Ayer se celebraba el juicio contra el cantautor Javier Krahe, acusado de grabar e, imagino, difundir, unas imágenes en las que se le aprecia cocinando a un Cristo de cera crucificado. Toda la causa contra Krahe se sustenta sobre el artículo 525 del Código Penal reformado en 1995 y que, sin entrar en términos legales farragosos, viene a penar a aquellos que cometan blasfemia.
Aun estando presente en nuestras leyes esta soberana memez de artículo, resulta que no se ha juzgado a nadie conforme a él hasta que la emisión de la dichosa pantomima de Krahe en un programa de Canal + en 2004 destapó la caja de los truenos. Fue entonces cuando el Centro Jurídico Tomás Moro, a quien tengo el buen gusto de no conocer, montó todo este tinglado en aras de la, según ellos dicen, libertad de expresión religiosa.
Es curioso cómo determinados estamentos entienden esto de libertad de expresión, identificándola, básicamente, con la suya propia. Cuando alguien se manifiesta en contra de sus intereses, no es libertad, sino libertinaje y atentado contra la moral y las buenas formas.
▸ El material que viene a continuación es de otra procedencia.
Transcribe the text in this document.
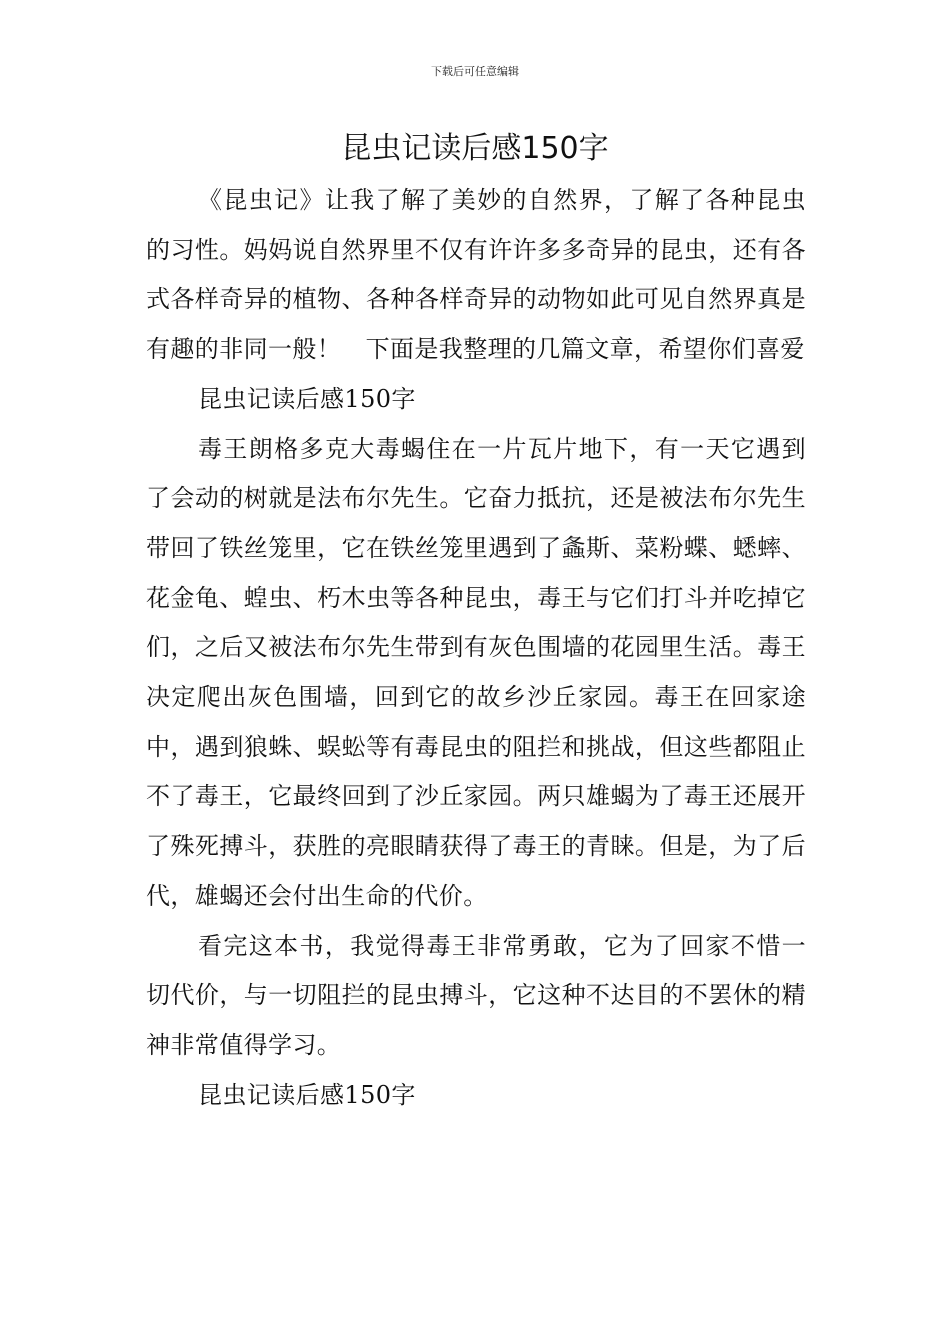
下载后可任意编辑
昆虫记读后感150字

《昆虫记》让我了解了美妙的自然界，了解了各种昆虫的习性。妈妈说自然界里不仅有许许多多奇异的昆虫，还有各式各样奇异的植物、各种各样奇异的动物如此可见自然界真是有趣的非同一般！　下面是我整理的几篇文章，希望你们喜爱

昆虫记读后感150字

毒王朗格多克大毒蝎住在一片瓦片地下，有一天它遇到了会动的树就是法布尔先生。它奋力抵抗，还是被法布尔先生带回了铁丝笼里，它在铁丝笼里遇到了螽斯、菜粉蝶、蟋蟀、花金龟、蝗虫、朽木虫等各种昆虫，毒王与它们打斗并吃掉它们，之后又被法布尔先生带到有灰色围墙的花园里生活。毒王决定爬出灰色围墙，回到它的故乡沙丘家园。毒王在回家途中，遇到狼蛛、蜈蚣等有毒昆虫的阻拦和挑战，但这些都阻止不了毒王，它最终回到了沙丘家园。两只雄蝎为了毒王还展开了殊死搏斗，获胜的亮眼睛获得了毒王的青睐。但是，为了后代，雄蝎还会付出生命的代价。

看完这本书，我觉得毒王非常勇敢，它为了回家不惜一切代价，与一切阻拦的昆虫搏斗，它这种不达目的不罢休的精神非常值得学习。

昆虫记读后感150字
Muy en la línea de los pronunciamientos de Esperanza Aguirre, a quien imagino mesándose la melena mientras quema en una pira los discos del señor Krahe.
Ayer, en Twitter, dije que yo también era Javier Krahe. Y lo soy porque no concibo la falta de crítica y el silencio al que nos quieren condenar algunos, impidiéndonos hasta hacer chistes de lo cotidiano. El conjunto de intocables que nos ha tocado en suerte (la monarquía y la iglesia a la cabeza) no están haciendo nada para merecer nuestras reverencias, tanto en cuanto se empeñan en demostrar que lo que les importa es su propio y exclusivo beneficio.
Este asunto de Krahe me trae rancias evocaciones del affaire de las caricaturas de Mahoma, como si un dibujo tuviera el poder de deshonrar a una fuerza, suponemos, extracorpórea y supraterrenal. Las creencias deberían de estar por encima de lo humano y centrarse en lo suyo, que es lo divino. Atacar a alguien simplemente por disentir es una aberración. De hecho, en España incluso, nos asiste la jurisprudencia, con aquella absolución de los jóvenes catalanas acusados de quemar una bandera de España y la foto del rey. A veces el delito, como la belleza, está más en los ojos del que mira que en el sentir de la sociedad.
Confieso que a mí nunca me daría por quemar un Cristo de cera ni cocinarlo alegremente. No es un entretenimiento al que me entregue en mis ratos de ocio. Y también opino que Krahe ha pecado, sobre todo, de mal cocinero o, al menos, de chef mediocre. Dice el cantautor que el vídeo no se grabó con el ánimo de ser emitido, y el formato parece darle la razón, puesto que se rodó en 1977 y no se pasó hasta décadas más tarde. Además, hay que tener en cuenta que en aquella época estábamos saliendo de tiempos convulsos, y que la protesta contra la falta de libertades incluía la rebelión contra los símbolos asociados a la dictadura.
Opino, en fin, que el artículo 525 debe de irse directamente al infierno y que el señor Krahe, a quien imagino alejado del horno desde el día de autos, debería dedicarse a sus cosas del cante. Y los demás, respetemos la libertad de expresión de los demás para que luego no tengamos que quejarnos de que abusan de la propia. Sería un comienzo.